The issue of getting home again, by which I mean back to Eddie and the girls, hadn’t hit me until I reasoned with myself that I must be in the past. I don’t feel comfortable when my children are out of arm’s reach, or shouting distance. I’m only truly at ease when I’m in the same building as them. The only exception is when I know they’re with Eddie, because he’s the only other person in the world who loves them like I do. And there, I suppose, is the most faith I have in the world: when I can’t see my children, but know they’re with Eddie, for me, that’s faith. A version of fear – that I have nothing to compare with – rose up and filled every cell of my body, a fear like no other that I might never see my children again. The times I had lost sight of them as they turned the corner at the end of a supermarket aisle, the time Evie wandered off in a shopping centre and security locked all the doors, and I wailed, What if she’s already outside those doors? All the imaginings I’d had, daily, of every possible thing that could go wrong, that might mean they were lost from me for ever, those imaginings were nothing compared to this.
This time everything was different because it was me who was lost. They couldn’t find me, and I couldn’t reach out to them. If I became a prisoner in time, then my daughters – like my mother – would be relegated to memory only, and I would be relegated to theirs. I was suffocating with fear, and then I was forced to engage a level of faith I had never required before. The girls were with Eddie, but I was not in a different building or a different country, I was in a different year. The fact that I was thirty years removed from my daughters made everything go grey, and the air buzzed in my ears, and my arm swam about looking for something to hold onto.

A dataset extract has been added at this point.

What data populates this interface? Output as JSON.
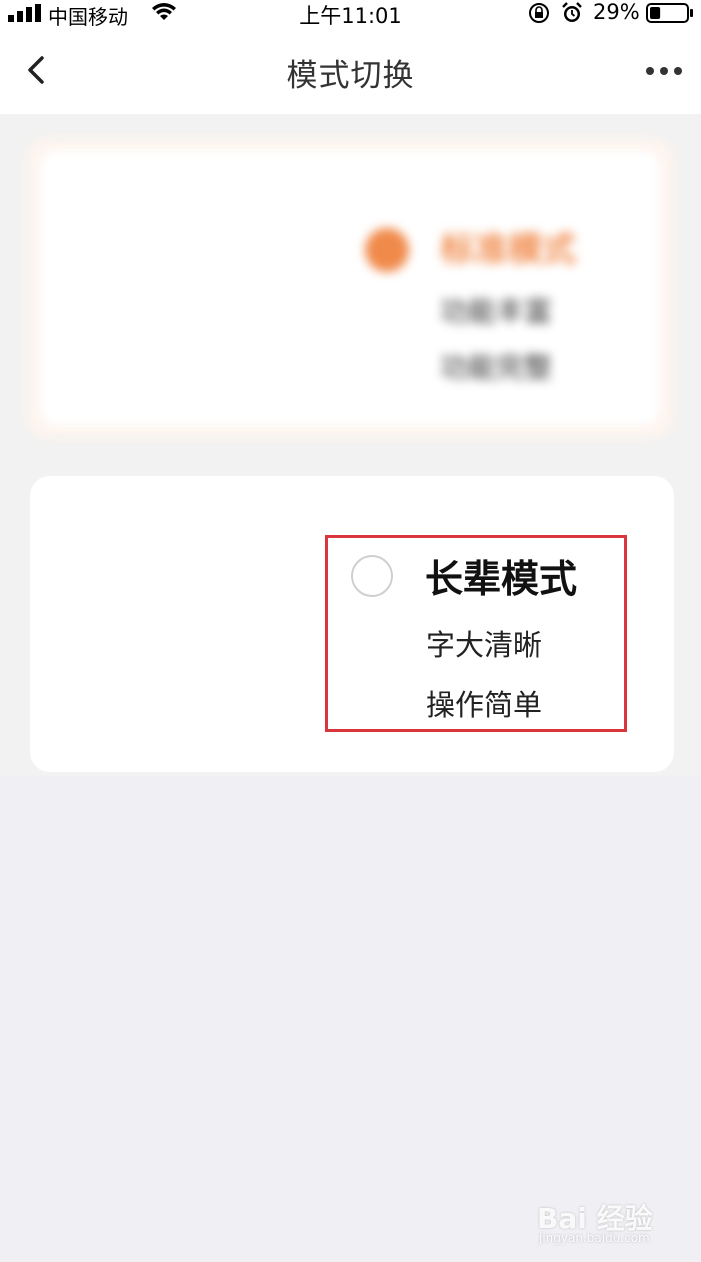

I crouched down and pressed my hands to the floor. It struck me like a hammer that if I couldn’t get home to my children, then I was like a mother who had died suddenly, leaving her most beloved to the care of others. And so I prayed that Eddie would be safe and well and strong, because my girls needed him. I tried to remember the last moments I spent with them: in the study; it was good. It would be a good memory for them, of me. I squeezed my eyes shut and pictured Esther and Evie in my mind’s eye. ‘I’m going to get back to you,’ I whispered.
I stood slowly, my hands on my hips. I swayed, but I was okay. ‘I got here,’ I said out loud, in a shaky voice, ‘I can get home again.’ I was being my own air hostess, the only woman on board who could reassure me that I would, at some point, make it back to the place I started. And I didn’t quite trust her unsteady voice, but what choice did I have?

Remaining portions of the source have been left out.